In my current project,  we are keep inserting  device related data in 5 minutes basis  in our archiving tables. Soon we added more devices, more number of  rows will be inserted.
 
When we are generating report for 1000 devices for around 1 week of date range, It takes more time to aggregate the data and compute the business logic. Hence we thought to go for time series aggregation like, aggregate the device data by Hourly, daily and monthly and store in to another table.  Since Postgresql is supporting cron job in pgAgent, so I created a jobs to run hourly , daily and monthly basis to aggregate the data.  The jobs are working fine, but if postgresql server is shutdown and resume after some time like 2 hours or 1 day then job are not running from the  last run instead it is running from the current time and return to the normal schedule.
 
Here, how do I run the jobs from last run to current time as per the schedules based on hourly, daily and monthly.
 
Thanks & Regards,
Ramkumar
 
 
 

Re: Time series aggregation

From
Dave Page
Date:
On Wed, Jun 27, 2012 at 7:15 AM, Yelai, Ramkumar IN BLR STS
<ramkumar.yelai@siemens.com> wrote:
> Hi,
>
> In my current project,  we are keep inserting  device related data in 5
> minutes basis  in our archiving tables. Soon we added more devices, more
> number of  rows will be inserted.
>
> When we are generating report for 1000 devices for around 1 week of date
> range, It takes more time to aggregate the data and compute the business
> logic. Hence we thought to go for time series aggregation like, aggregate
> the device data by Hourly, daily and monthly and store in to another table.
> Since Postgresql is supporting cron job in pgAgent, so I created a jobs to
> run hourly , daily and monthly basis to aggregate the data.  The jobs are
> working fine, but if postgresql server is shutdown and resume after some
> time like 2 hours or 1 day then job are not running from the  last run
> instead it is running from the current time and return to the normal
> schedule.

That's by design (following a long discussion here many years ago).

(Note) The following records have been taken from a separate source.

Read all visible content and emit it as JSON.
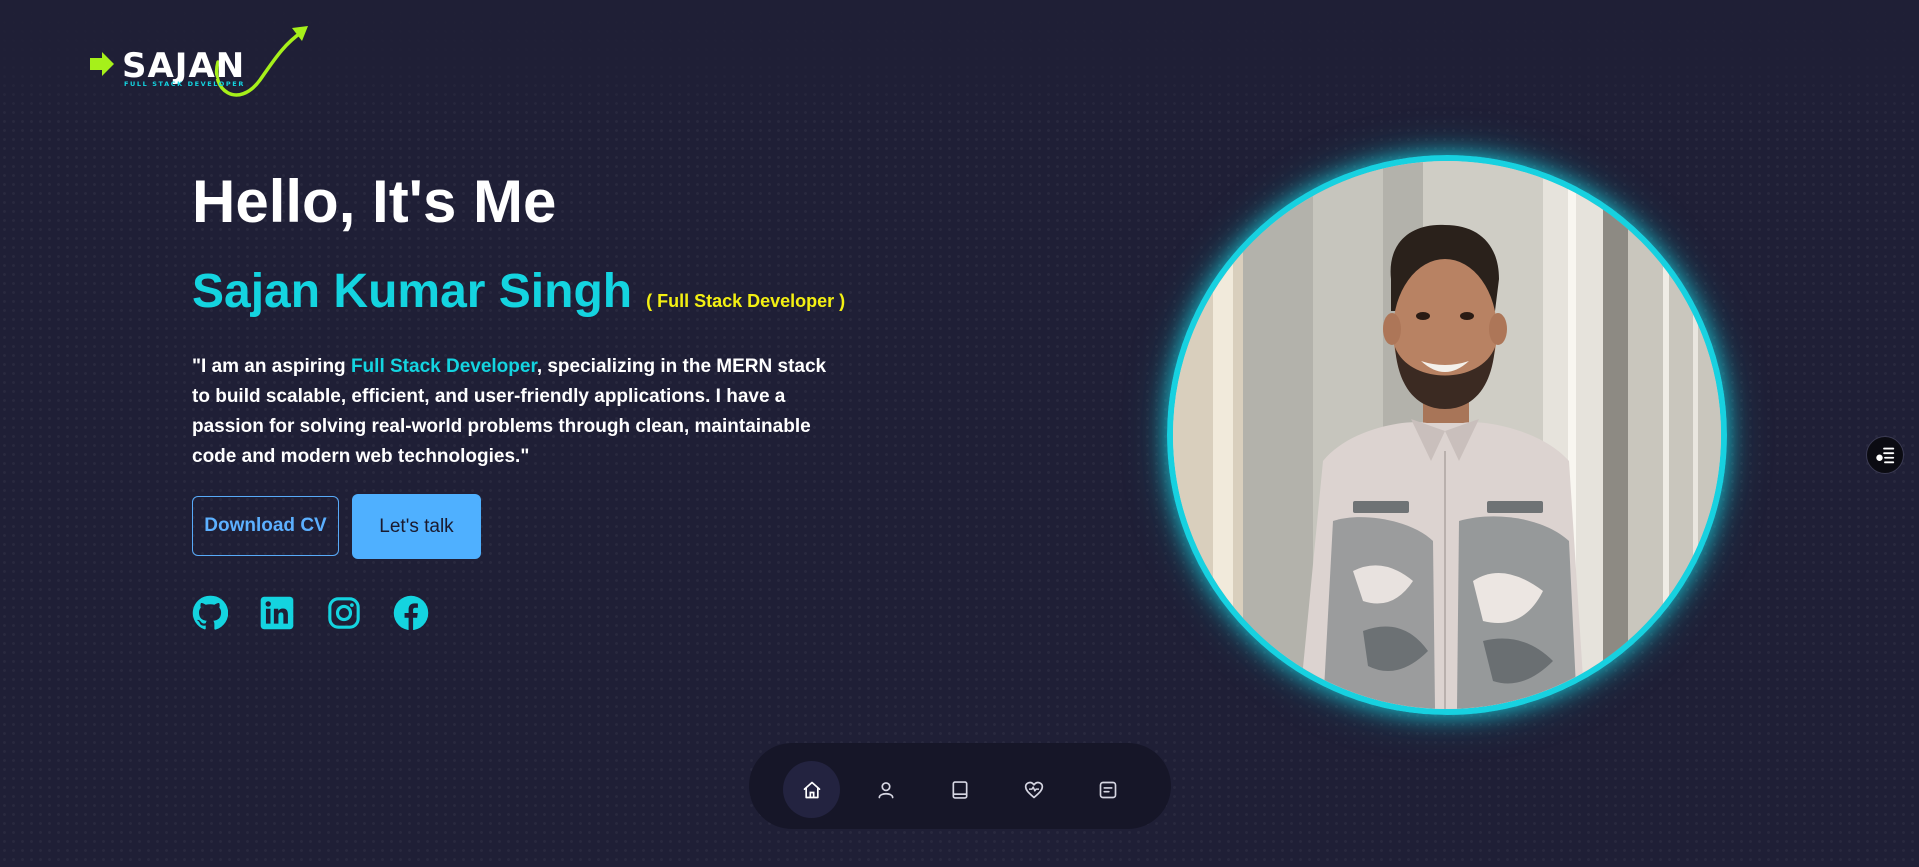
{
  "logo": {
    "wordmark": "SAJAN",
    "tagline": "FULL STACK DEVELOPER",
    "accent_color": "#a6f01a"
  },
  "hero": {
    "greeting": "Hello, It's Me",
    "name": "Sajan Kumar Singh",
    "role": "( Full Stack Developer )",
    "bio_before": "\"I am an aspiring ",
    "bio_highlight": "Full Stack Developer",
    "bio_after": ", specializing in the MERN stack to build scalable, efficient, and user-friendly applications. I have a passion for solving real-world problems through clean, maintainable code and modern web technologies.\""
  },
  "actions": {
    "download_cv": "Download CV",
    "lets_talk": "Let's talk"
  },
  "socials": [
    "github-icon",
    "linkedin-icon",
    "instagram-icon",
    "facebook-icon"
  ],
  "portrait": {
    "ring_color": "#17d1e0"
  },
  "side_widget": {
    "icon": "toggle-list-icon"
  },
  "bottom_nav": {
    "items": [
      {
        "icon": "home-icon",
        "active": true
      },
      {
        "icon": "user-icon",
        "active": false
      },
      {
        "icon": "book-icon",
        "active": false
      },
      {
        "icon": "heart-pulse-icon",
        "active": false
      },
      {
        "icon": "message-icon",
        "active": false
      }
    ]
  },
  "colors": {
    "background": "#1f1f36",
    "accent_cyan": "#14d4e0",
    "accent_yellow": "#f3f012",
    "button_blue": "#4fb0ff"
  }
}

> Here, how do I run the jobs from last run to current time as per the
> schedules based on hourly, daily and monthly.

The easiest way would probably be to reset the
pgagent.pga_job.jobnextrun value to whatever you want it to be when
the server restarts, before pgAgent is restarted.

--
Dave Page
Blog: http://pgsnake.blogspot.com
Twitter: @pgsnake

EnterpriseDB UK: http://www.enterprisedb.com
The Enterprise PostgreSQL Company


Re: Time series aggregation

From
"Yelai, Ramkumar IN BLR STS"
Date:
Thanks Dave.

I have reset the pgagent.pga_job.jobnextrun when server restarts, however it will be reset by pgAgent, when it starts.

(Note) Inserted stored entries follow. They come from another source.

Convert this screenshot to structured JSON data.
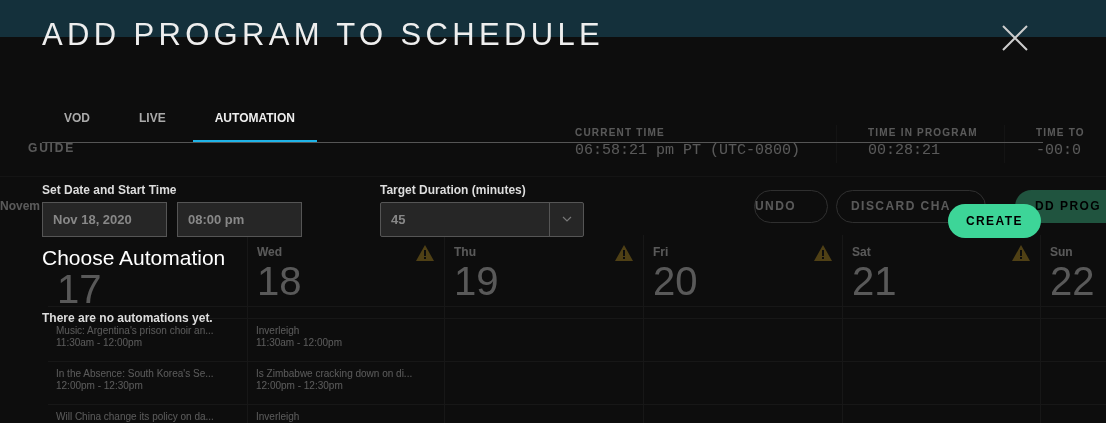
{
  "background_page": {
    "section_label": "GUIDE",
    "stats": [
      {
        "label": "CURRENT TIME",
        "value": "06:58:21 pm PT (UTC-0800)"
      },
      {
        "label": "TIME IN PROGRAM",
        "value": "00:28:21"
      },
      {
        "label": "TIME TO",
        "value": "-00:0"
      }
    ],
    "month_label": "Novem",
    "actions": [
      {
        "label": "UNDO",
        "kind": "outline"
      },
      {
        "label": "DISCARD CHA",
        "kind": "outline"
      },
      {
        "label": "DD PROG",
        "kind": "filled"
      }
    ],
    "days": [
      {
        "day": "17",
        "warning": false,
        "events": [
          {
            "title": "Music: Argentina's prison choir an...",
            "time": "11:30am - 12:00pm"
          },
          {
            "title": "In the Absence: South Korea's Se...",
            "time": "12:00pm - 12:30pm"
          },
          {
            "title": "Will China change its policy on da..."
          }
        ]
      },
      {
        "weekday": "Wed",
        "day": "18",
        "warning": true,
        "events": [
          {
            "title": "Inverleigh",
            "time": "11:30am - 12:00pm"
          },
          {
            "title": "Is Zimbabwe cracking down on di...",
            "time": "12:00pm - 12:30pm"
          },
          {
            "title": "Inverleigh"
          }
        ]
      },
      {
        "weekday": "Thu",
        "day": "19",
        "warning": true
      },
      {
        "weekday": "Fri",
        "day": "20",
        "warning": true
      },
      {
        "weekday": "Sat",
        "day": "21",
        "warning": true
      },
      {
        "weekday": "Sun",
        "day": "22",
        "warning": false
      }
    ]
  },
  "dialog": {
    "title": "ADD PROGRAM TO SCHEDULE",
    "tabs": [
      {
        "label": "VOD",
        "selected": false
      },
      {
        "label": "LIVE",
        "selected": false
      },
      {
        "label": "AUTOMATION",
        "selected": true
      }
    ],
    "start": {
      "label": "Set Date and Start Time",
      "date": "Nov 18, 2020",
      "time": "08:00 pm"
    },
    "duration": {
      "label": "Target Duration (minutes)",
      "value": "45"
    },
    "create_button": "CREATE",
    "section_title": "Choose Automation",
    "empty_message": "There are no automations yet."
  }
}
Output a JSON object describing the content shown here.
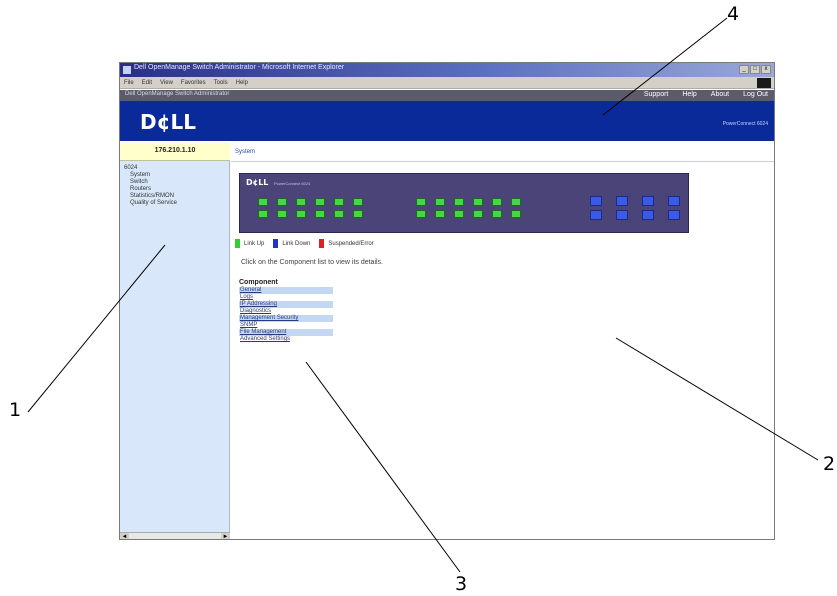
{
  "callouts": [
    "1",
    "2",
    "3",
    "4"
  ],
  "window": {
    "title": "Dell OpenManage Switch Administrator - Microsoft Internet Explorer",
    "controls": [
      "_",
      "□",
      "x"
    ]
  },
  "browser_menu": [
    "File",
    "Edit",
    "View",
    "Favorites",
    "Tools",
    "Help"
  ],
  "app_header": {
    "title": "Dell OpenManage Switch Administrator",
    "links": [
      "Support",
      "Help",
      "About",
      "Log Out"
    ]
  },
  "banner": {
    "logo": "D¢LL",
    "tagline": "PowerConnect 6024"
  },
  "sidebar": {
    "ip_address": "176.210.1.10",
    "tree": [
      {
        "label": "6024",
        "child": false
      },
      {
        "label": "System",
        "child": true
      },
      {
        "label": "Switch",
        "child": true
      },
      {
        "label": "Routers",
        "child": true
      },
      {
        "label": "Statistics/RMON",
        "child": true
      },
      {
        "label": "Quality of Service",
        "child": true
      }
    ],
    "scroll_left": "◄",
    "scroll_right": "►"
  },
  "main": {
    "breadcrumb": "System",
    "faceplate_logo": "D¢LL",
    "faceplate_model": "PowerConnect 6024",
    "legend": [
      {
        "label": "Link Up",
        "color": "#33cc33"
      },
      {
        "label": "Link Down",
        "color": "#2233cc"
      },
      {
        "label": "Suspended/Error",
        "color": "#dd2222"
      }
    ],
    "instruction": "Click on the Component list to view its details.",
    "components_header": "Component",
    "components": [
      "General",
      "Logs",
      "IP Addressing",
      "Diagnostics",
      "Management Security",
      "SNMP",
      "File Management",
      "Advanced Settings"
    ]
  },
  "colors": {
    "banner": "#0a2a9a",
    "sidebar": "#d8e8fa",
    "port_up": "#44d844",
    "port_down": "#3a5ae8"
  }
}
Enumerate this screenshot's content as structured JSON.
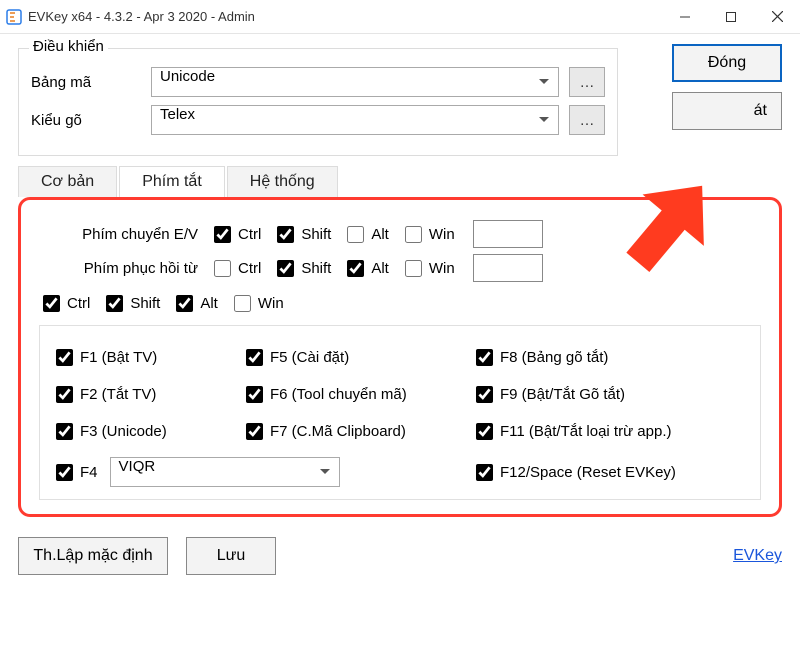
{
  "window": {
    "title": "EVKey x64 - 4.3.2 - Apr  3 2020 - Admin"
  },
  "control_group": {
    "legend": "Điều khiển",
    "bang_ma_label": "Bảng mã",
    "bang_ma_value": "Unicode",
    "kieu_go_label": "Kiểu gõ",
    "kieu_go_value": "Telex"
  },
  "buttons": {
    "close": "Đóng",
    "exit_partial": "át"
  },
  "tabs": {
    "basic": "Cơ bản",
    "shortcuts": "Phím tắt",
    "system": "Hệ thống"
  },
  "shortcut_panel": {
    "row1_label": "Phím chuyển E/V",
    "row2_label": "Phím phục hồi từ",
    "mod_ctrl": "Ctrl",
    "mod_shift": "Shift",
    "mod_alt": "Alt",
    "mod_win": "Win",
    "row1": {
      "ctrl": true,
      "shift": true,
      "alt": false,
      "win": false
    },
    "row2": {
      "ctrl": false,
      "shift": true,
      "alt": true,
      "win": false
    },
    "global_mods": {
      "ctrl": true,
      "shift": true,
      "alt": true,
      "win": false
    },
    "fkeys": {
      "f1": {
        "checked": true,
        "label": "F1 (Bật TV)"
      },
      "f2": {
        "checked": true,
        "label": "F2 (Tắt TV)"
      },
      "f3": {
        "checked": true,
        "label": "F3 (Unicode)"
      },
      "f4": {
        "checked": true,
        "label": "F4",
        "select_value": "VIQR"
      },
      "f5": {
        "checked": true,
        "label": "F5 (Cài đặt)"
      },
      "f6": {
        "checked": true,
        "label": "F6 (Tool chuyển mã)"
      },
      "f7": {
        "checked": true,
        "label": "F7 (C.Mã Clipboard)"
      },
      "f8": {
        "checked": true,
        "label": "F8 (Bảng gõ tắt)"
      },
      "f9": {
        "checked": true,
        "label": "F9 (Bật/Tắt Gõ tắt)"
      },
      "f11": {
        "checked": true,
        "label": "F11 (Bật/Tắt loại trừ app.)"
      },
      "f12": {
        "checked": true,
        "label": "F12/Space (Reset EVKey)"
      }
    }
  },
  "footer": {
    "default": "Th.Lập mặc định",
    "save": "Lưu",
    "link": "EVKey"
  }
}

Following are the steps, I have done.

1. Around 2:45 PM, I have stopped the server
2. I have started the server at 4:03 PM and I reset the jobnextrun ( from pgAdmin UI ) to 3:00PM.
3. Soon I started the pgAgent at 4:04PM, the jobnextrun is changed to 4:04 PM and it run once.

Here, I lost the 2:00 PM to 3:00 PM aggregation.

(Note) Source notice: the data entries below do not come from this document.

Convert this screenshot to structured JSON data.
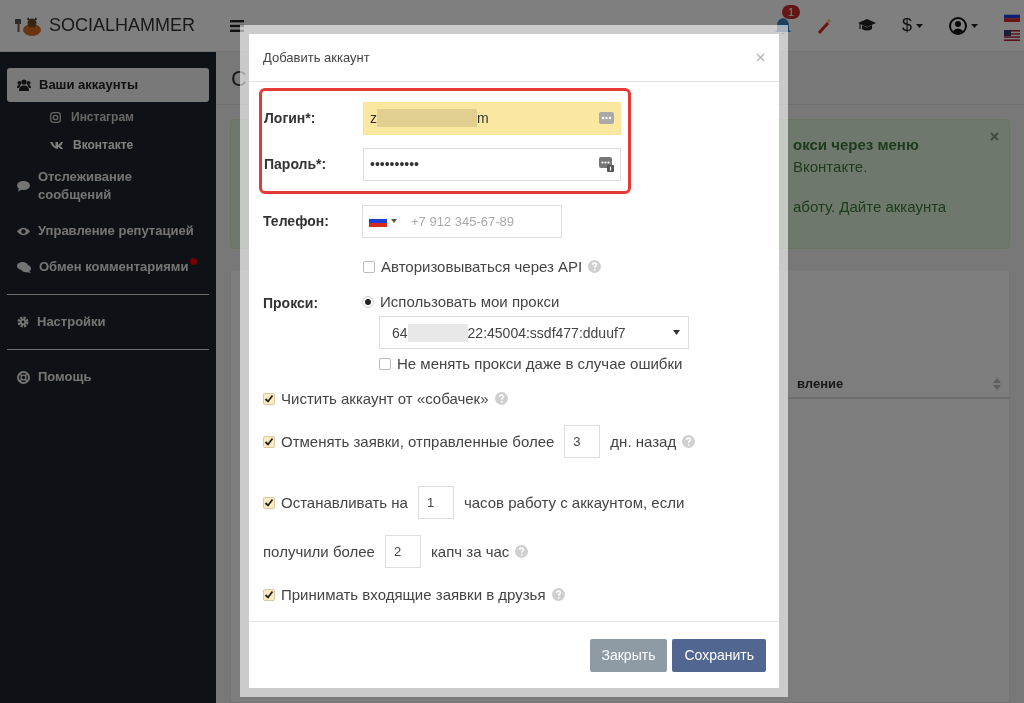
{
  "top_bar": {
    "logo": "SOCIALHAMMER",
    "notification_count": "1",
    "currency": "$",
    "languages": [
      {
        "kind": "ru"
      },
      {
        "kind": "us"
      }
    ]
  },
  "sidebar": {
    "items": [
      {
        "kind": "item",
        "label": "Ваши аккаунты",
        "selected": true,
        "alert": false,
        "children": [
          {
            "label": "Инстаграм",
            "selected": false
          },
          {
            "label": "Вконтакте",
            "selected": true
          }
        ]
      },
      {
        "kind": "item",
        "label": "Отслеживание сообщений",
        "selected": false,
        "alert": false
      },
      {
        "kind": "item",
        "label": "Управление репутацией",
        "selected": false,
        "alert": false
      },
      {
        "kind": "item",
        "label": "Обмен комментариями",
        "selected": false,
        "alert": true
      },
      {
        "kind": "divider"
      },
      {
        "kind": "item",
        "label": "Настройки",
        "selected": false,
        "alert": false
      },
      {
        "kind": "divider"
      },
      {
        "kind": "item",
        "label": "Помощь",
        "selected": false,
        "alert": false
      }
    ]
  },
  "page": {
    "title": "С",
    "notice": {
      "lines": [
        {
          "text": "окси через меню",
          "bold": true
        },
        {
          "text": "Вконтакте.",
          "bold": false
        },
        {
          "text": "аботу. Дайте аккаунта",
          "bold": false
        }
      ]
    },
    "table": {
      "columns": [
        "вление"
      ]
    }
  },
  "dialog": {
    "title": "Добавить аккаунт",
    "fields": [
      {
        "kind": "text",
        "label": "Логин*:",
        "value_start": "z",
        "value_end": "m",
        "autofilled": true,
        "highlighted": true
      },
      {
        "kind": "password",
        "label": "Пароль*:",
        "value": "••••••••••",
        "autofilled": false,
        "highlighted": true
      },
      {
        "kind": "phone",
        "label": "Телефон:",
        "placeholder": "+7 912 345-67-89",
        "autofilled": false,
        "highlighted": false
      }
    ],
    "api_option": {
      "label": "Авторизовываться через API",
      "checked": false,
      "help": true
    },
    "proxy": {
      "label": "Прокси:",
      "mode": {
        "label": "Использовать мои прокси",
        "selected": true
      },
      "value_start": "64",
      "value_end": "22:45004:ssdf477:dduuf7",
      "keep": {
        "label": "Не менять прокси даже в случае ошибки",
        "checked": false
      }
    },
    "settings": [
      {
        "checked": true,
        "help": true,
        "parts": [
          {
            "kind": "text",
            "text": "Чистить аккаунт от «собачек»"
          }
        ]
      },
      {
        "checked": true,
        "help": true,
        "parts": [
          {
            "kind": "text",
            "text": "Отменять заявки, отправленные более"
          },
          {
            "kind": "number",
            "value": "3"
          },
          {
            "kind": "text",
            "text": "дн. назад"
          }
        ]
      },
      {
        "checked": true,
        "help": true,
        "parts": [
          {
            "kind": "text",
            "text": "Останавливать на"
          },
          {
            "kind": "number",
            "value": "1"
          },
          {
            "kind": "text",
            "text": "часов работу с аккаунтом, если"
          },
          {
            "kind": "break"
          },
          {
            "kind": "text",
            "text": "получили более"
          },
          {
            "kind": "number",
            "value": "2"
          },
          {
            "kind": "text",
            "text": "капч за час"
          }
        ]
      },
      {
        "checked": true,
        "help": true,
        "parts": [
          {
            "kind": "text",
            "text": "Принимать входящие заявки в друзья"
          }
        ]
      }
    ],
    "buttons": [
      {
        "kind": "secondary",
        "label": "Закрыть"
      },
      {
        "kind": "primary",
        "label": "Сохранить"
      }
    ]
  }
}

Please let me know is there any additional steps I have to be done.

Thanks & Regards,
Ramkumar


-----Original Message-----
From: Dave Page [mailto:dpage@pgadmin.org]
Sent: Wednesday, June 27, 2012 2:14 PM
To: Yelai, Ramkumar IN BLR STS
Cc: pgadmin-support@postgresql.org
Subject: Re: [pgadmin-support] Time series aggregation

On Wed, Jun 27, 2012 at 7:15 AM, Yelai, Ramkumar IN BLR STS <ramkumar.yelai@siemens.com> wrote:
> Hi,
>
> In my current project,  we are keep inserting  device related data in
> 5 minutes basis  in our archiving tables. Soon we added more devices,
> more number of  rows will be inserted.
>
> When we are generating report for 1000 devices for around 1 week of
> date range, It takes more time to aggregate the data and compute the
> business logic. Hence we thought to go for time series aggregation
> like, aggregate the device data by Hourly, daily and monthly and store in to another table.
> Since Postgresql is supporting cron job in pgAgent, so I created a
> jobs to run hourly , daily and monthly basis to aggregate the data. 
> The jobs are working fine, but if postgresql server is shutdown and
> resume after some time like 2 hours or 1 day then job are not running
> from the  last run instead it is running from the current time and
> return to the normal schedule.

That's by design (following a long discussion here many years ago).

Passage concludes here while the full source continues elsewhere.